Papst Benedikt XVI. hat sich heute Mittag mit 1.000 Klerikern in der Kathedrale von
Warschau getroffen. Dabei überreichte ihm Kardinalprimas Josef Glemp eine alte Bibelausgabe;
Benedikt betete einige Minuten lang schweigend am Grab des früheren Primas, Kardinal
Wyszynski. In seiner Ansprache sagte der Papst u.a.: "Diese Kathedrale von Warschau
erinnert mit jedem Stein an die schmerzliche Geschichte eurer Hauptstadt und eures
Landes. Welchen Prüfungen wart ihr in noch gar nicht ferner Zeit ausgesetzt! Erinnern
wir uns an die heroischen Zeugen des Glaubens, die ihr Leben für Gott und die Menschen
gaben, darunter auch einfache Leute, die aufrecht blieben, authentisch und gut, ohne
je dem Mißtrauen nachzugeben. In dieser Kathedrale erinnere ich vor allem an Kardinal
Stefan Wyszyński, den ihr "Primas des Millenniums" genannt habt, und der inmitten
harter und dauernder Prüfungen treu der Kirche gedient hat. Erinnern wir uns mit Dankbarkeit
an alle, die sich nicht von den Mächten der Finsternis in Versuchung führen ließen.
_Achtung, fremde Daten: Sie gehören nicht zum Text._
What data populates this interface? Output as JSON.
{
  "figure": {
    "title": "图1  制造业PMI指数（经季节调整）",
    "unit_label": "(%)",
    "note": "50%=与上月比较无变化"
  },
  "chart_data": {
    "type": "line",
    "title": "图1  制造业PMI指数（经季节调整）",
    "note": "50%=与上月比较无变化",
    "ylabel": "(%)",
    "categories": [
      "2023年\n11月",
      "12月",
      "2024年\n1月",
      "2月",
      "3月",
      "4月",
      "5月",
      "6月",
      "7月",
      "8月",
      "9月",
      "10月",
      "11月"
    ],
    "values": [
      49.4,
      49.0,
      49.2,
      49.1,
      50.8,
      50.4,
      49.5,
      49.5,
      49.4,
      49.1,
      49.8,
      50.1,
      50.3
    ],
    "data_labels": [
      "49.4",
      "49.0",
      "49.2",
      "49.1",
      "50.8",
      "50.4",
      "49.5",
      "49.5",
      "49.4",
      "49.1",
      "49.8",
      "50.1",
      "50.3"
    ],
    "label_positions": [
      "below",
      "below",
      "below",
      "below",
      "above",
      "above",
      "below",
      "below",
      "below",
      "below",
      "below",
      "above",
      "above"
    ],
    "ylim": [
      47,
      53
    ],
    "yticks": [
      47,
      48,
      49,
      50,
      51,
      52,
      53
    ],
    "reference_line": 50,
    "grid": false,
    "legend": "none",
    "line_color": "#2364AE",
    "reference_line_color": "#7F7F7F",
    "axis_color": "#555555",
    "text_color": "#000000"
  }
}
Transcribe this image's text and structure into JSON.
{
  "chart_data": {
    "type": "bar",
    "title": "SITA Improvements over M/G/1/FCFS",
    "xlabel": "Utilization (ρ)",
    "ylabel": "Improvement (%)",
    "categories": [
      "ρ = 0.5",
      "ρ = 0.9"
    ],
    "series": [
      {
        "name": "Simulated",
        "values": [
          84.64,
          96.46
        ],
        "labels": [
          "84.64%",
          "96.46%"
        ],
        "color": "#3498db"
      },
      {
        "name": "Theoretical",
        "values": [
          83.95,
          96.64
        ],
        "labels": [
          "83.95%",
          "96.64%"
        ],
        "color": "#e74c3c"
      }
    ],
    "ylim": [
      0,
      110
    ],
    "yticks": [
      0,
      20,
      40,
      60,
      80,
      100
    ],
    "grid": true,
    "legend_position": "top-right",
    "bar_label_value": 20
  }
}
Wir lernen von ihnen den Mut der Kohärenz und der Beständigkeit im Anhängen an das
Evangelium Christi. Ihr, die ihr zu Priestern Christi im neuen Millennium berufen
seid: Glaubt an die Kraft eures Priestertums! Im Sakrament habt ihr alles empfangen,
was ihr seid. Wenn ihr "ich" sagt, dann tut ihr es im Namen Christi, der sich eurer
Hände und Lippen und eurer Gaben bedient. ... Die Größe des priesterlichen Dienstes
kann Angst machen. Aber er hat wirklich uns erwählt, wir sollten seinem Blick vertrauen.
Lassen wir uns nicht hetzen: die Zeit, die wir Christus im stillen Gebet widmen, ist
keine verlorene Zeit. Lassen wir uns nicht entmutigen: Christus schweigt, aber er
handelt zugleich. Ich erinnere mich da gerne an die Erfahrung letztes Jahr in Köln.
Da gab es ein Schweigen von Millionen von Jugendlichen während der Eucharistischen
Anbetung. Die Gläubigen erwarten von den Priestern nur eines: dass sie Spezialisten
sind, die die Menschen zur Begegnung mit Gott führen. Er muß sich nicht in Wirtschaft
auskennen, in Architektur oder Politik. Sondern nur im spirituellen Leben. Das
Leben in Zeiten eines totalitären Systems kann eine gewisse Form von Heuchelei fördern.
Aber das schadet der Echtheit der Beziehungen zu den Brüdern. Christus braucht reife,
männliche, echte und väterliche Priester. Darum brauchen die Priester Ehrlichkeit
zu sich selbst, einen spirituellen Führer und Vertrauen in die göttliche Barmherzigkeit.
Papst Johannes Paul II. hat im Heiligen Jahr 2000 die Christen mehrfach zur Buße
für die Untreue vergangener Zeiten gedrängt. Die Kirche ist heilig, aber die Menschen
in ihr sind Sünder. Wir dürfen uns nicht nur mit denen identifizieren, die ohne Sünde
sind. Denn für das Heil der Sünder ist Jesus doch in die Welt gekommen und gestorben.
Wir müssen also lernen, die christliche Buße ehrlich zu leben. Und wir dürfen uns
nicht zu arroganten Richtern vergangener Generationen aufschwingen."